Discovering the role of the major histocompatibility complex in the immune response.

The discovery that genes in the major histocompatibility complex (MHC) play an important role in the immune response depended on the chance interaction of several unrelated events. The first, and most important, was the decision by Michael Sela to synthesize a series of branched, multichain, synthetic polypeptides based on a backbone of poly-l-lysine. The prototype compound, (T,G)-A-L, was tipped with short random sequences of tyrosine and glutamic acid. This resulted in a restricted range of antigenic determinants composed of only two or three amino acids with a variable length-ideal for binding to the peptide binding groove of MHC class II molecules. The second was the decision by John Humphrey to immunize various strains of rabbits with this synthetic polypeptide. Two of these rabbit strains showed very large quantitative differences in antibody response to (T, G)-A-L. In transferring this system to inbred mouse strains, the third bit of good fortune was the availability at the National Institute of Medical Research, in Mill Hill (London), of the CBA (H2(k)) and C57 (H2(b)) strains. The H2(b) haplotype is the only one mediating a uniform high antibody response to (T,G)-A-L. The fourth critical ingredient was the availability of numerous congenic and H2 recombinant inbred strains of mice produced earlier by Snell, Stimpfling, Shreffler, and Klein.

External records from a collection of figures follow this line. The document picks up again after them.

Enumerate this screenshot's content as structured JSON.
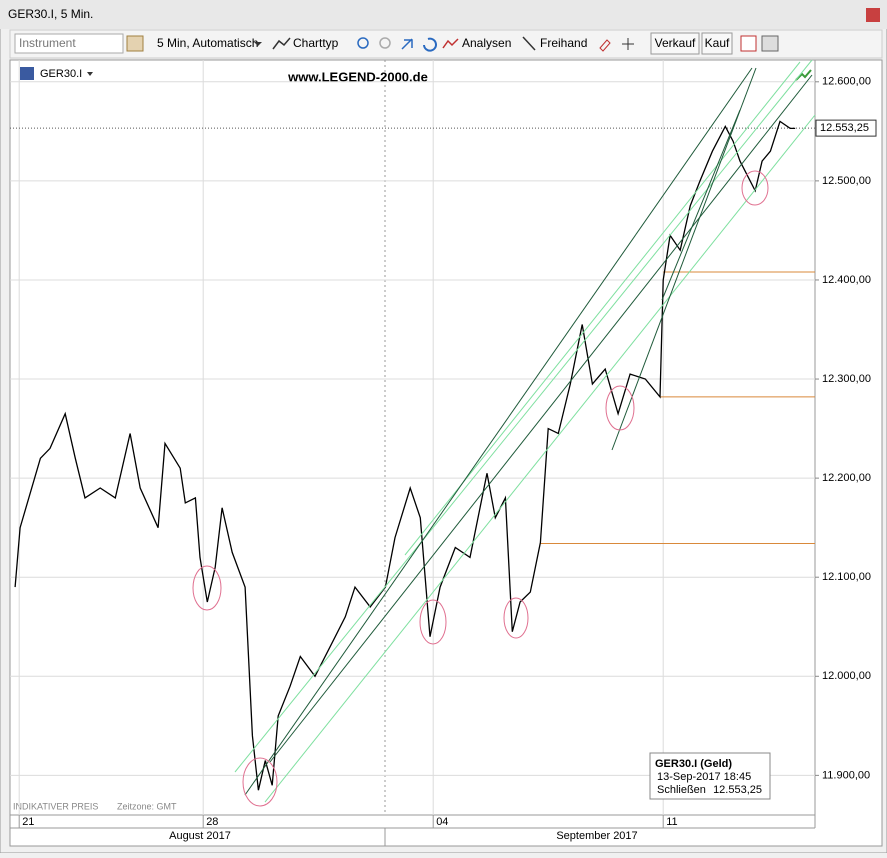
{
  "window": {
    "title": "GER30.I, 5 Min."
  },
  "toolbar": {
    "instrument_placeholder": "Instrument",
    "interval": "5 Min,  Automatisch",
    "chart_type": "Charttyp",
    "analyses": "Analysen",
    "freehand": "Freihand",
    "sell": "Verkauf",
    "buy": "Kauf"
  },
  "chart_data": {
    "type": "line",
    "watermark": "www.LEGEND-2000.de",
    "footer_note": "INDIKATIVER PREIS",
    "timezone": "Zeitzone: GMT",
    "months": [
      "August 2017",
      "September 2017"
    ],
    "x": [
      0.91,
      1.02,
      1.46,
      1.67,
      2.0,
      2.22,
      2.43,
      2.76,
      3.09,
      3.41,
      3.63,
      4.02,
      4.17,
      4.5,
      4.61,
      4.83,
      4.93,
      5.09,
      5.26,
      5.41,
      5.63,
      5.91,
      6.07,
      6.2,
      6.35,
      6.5,
      6.63,
      6.89,
      7.11,
      7.43,
      7.76,
      8.09,
      8.3,
      8.63,
      8.96,
      9.17,
      9.5,
      9.72,
      9.93,
      10.15,
      10.48,
      10.8,
      11.17,
      11.35,
      11.57,
      11.72,
      11.89,
      12.11,
      12.33,
      12.5,
      12.72,
      12.98,
      13.24,
      13.46,
      13.74,
      14.02,
      14.28,
      14.61,
      14.93,
      15.0,
      15.15,
      15.37,
      15.59,
      15.8,
      16.07,
      16.35,
      16.52,
      16.67,
      17.0,
      17.15,
      17.33,
      17.54,
      17.76,
      17.87
    ],
    "series": [
      {
        "name": "GER30.I",
        "color": "#000000",
        "values": [
          12090,
          12150,
          12220,
          12230,
          12265,
          12220,
          12180,
          12190,
          12180,
          12245,
          12190,
          12150,
          12235,
          12210,
          12175,
          12180,
          12120,
          12075,
          12110,
          12170,
          12125,
          12090,
          11940,
          11885,
          11915,
          11890,
          11960,
          11990,
          12020,
          12000,
          12030,
          12060,
          12090,
          12070,
          12090,
          12140,
          12190,
          12160,
          12040,
          12090,
          12130,
          12120,
          12205,
          12160,
          12180,
          12045,
          12075,
          12085,
          12135,
          12250,
          12245,
          12295,
          12355,
          12295,
          12310,
          12265,
          12305,
          12300,
          12282,
          12400,
          12445,
          12430,
          12475,
          12500,
          12530,
          12555,
          12540,
          12520,
          12490,
          12520,
          12530,
          12560,
          12553,
          12553
        ]
      }
    ],
    "xlim": [
      0.8,
      18.3
    ],
    "ylim": [
      11860,
      12622
    ],
    "xticks": [
      {
        "value": 1,
        "label": "21"
      },
      {
        "value": 5,
        "label": "28"
      },
      {
        "value": 10,
        "label": "04"
      },
      {
        "value": 15,
        "label": "11"
      }
    ],
    "yticks": [
      {
        "value": 11900,
        "label": "11.900,00"
      },
      {
        "value": 12000,
        "label": "12.000,00"
      },
      {
        "value": 12100,
        "label": "12.100,00"
      },
      {
        "value": 12200,
        "label": "12.200,00"
      },
      {
        "value": 12300,
        "label": "12.300,00"
      },
      {
        "value": 12400,
        "label": "12.400,00"
      },
      {
        "value": 12500,
        "label": "12.500,00"
      },
      {
        "value": 12600,
        "label": "12.600,00"
      }
    ],
    "grid": true,
    "levels": [
      {
        "value": 12408,
        "from": 15.0
      },
      {
        "value": 12282,
        "from": 14.93
      },
      {
        "value": 12134,
        "from": 12.33
      }
    ],
    "level_color": "#d9893a",
    "last_price": {
      "value": 12553.25,
      "label": "12.553,25"
    },
    "info": {
      "title": "GER30.I (Geld)",
      "time": "13-Sep-2017 18:45",
      "field": "Schließen",
      "value": "12.553,25"
    }
  }
}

A search for congenic pairs of mice expressing the responder and nonresponder H2 haplotypes on the same background revealed that these strains responded as a function of their H2 haplotype, not of their inbred background. Extensive studies in a variety of inbred strains carrying recombinant H2 haplotypes, as well as a four-point linkage cross, mapped immune response to (T,G)A-L within the murine MHC, between the K and Ss loci. The demonstration that stimulation in the mixed lymphocyte reaction (MLR) mapped to the same region quickly led to attempts to produce antisera in congenic H2 recombinant strain combinations. These antisera identified I-region associated (Ia) antigens. Immunoprecipitation and blocking studies showed that the gene products controlling specific immune responses, the mixed lymphocyte reaction, and the structure of Ia antigens were one and the same-now designated as the I-A MHC class II molecules. These antisera and inbred strains enabled Unanue to demonstrate the peptide binding function of class II MHC molecules.[1]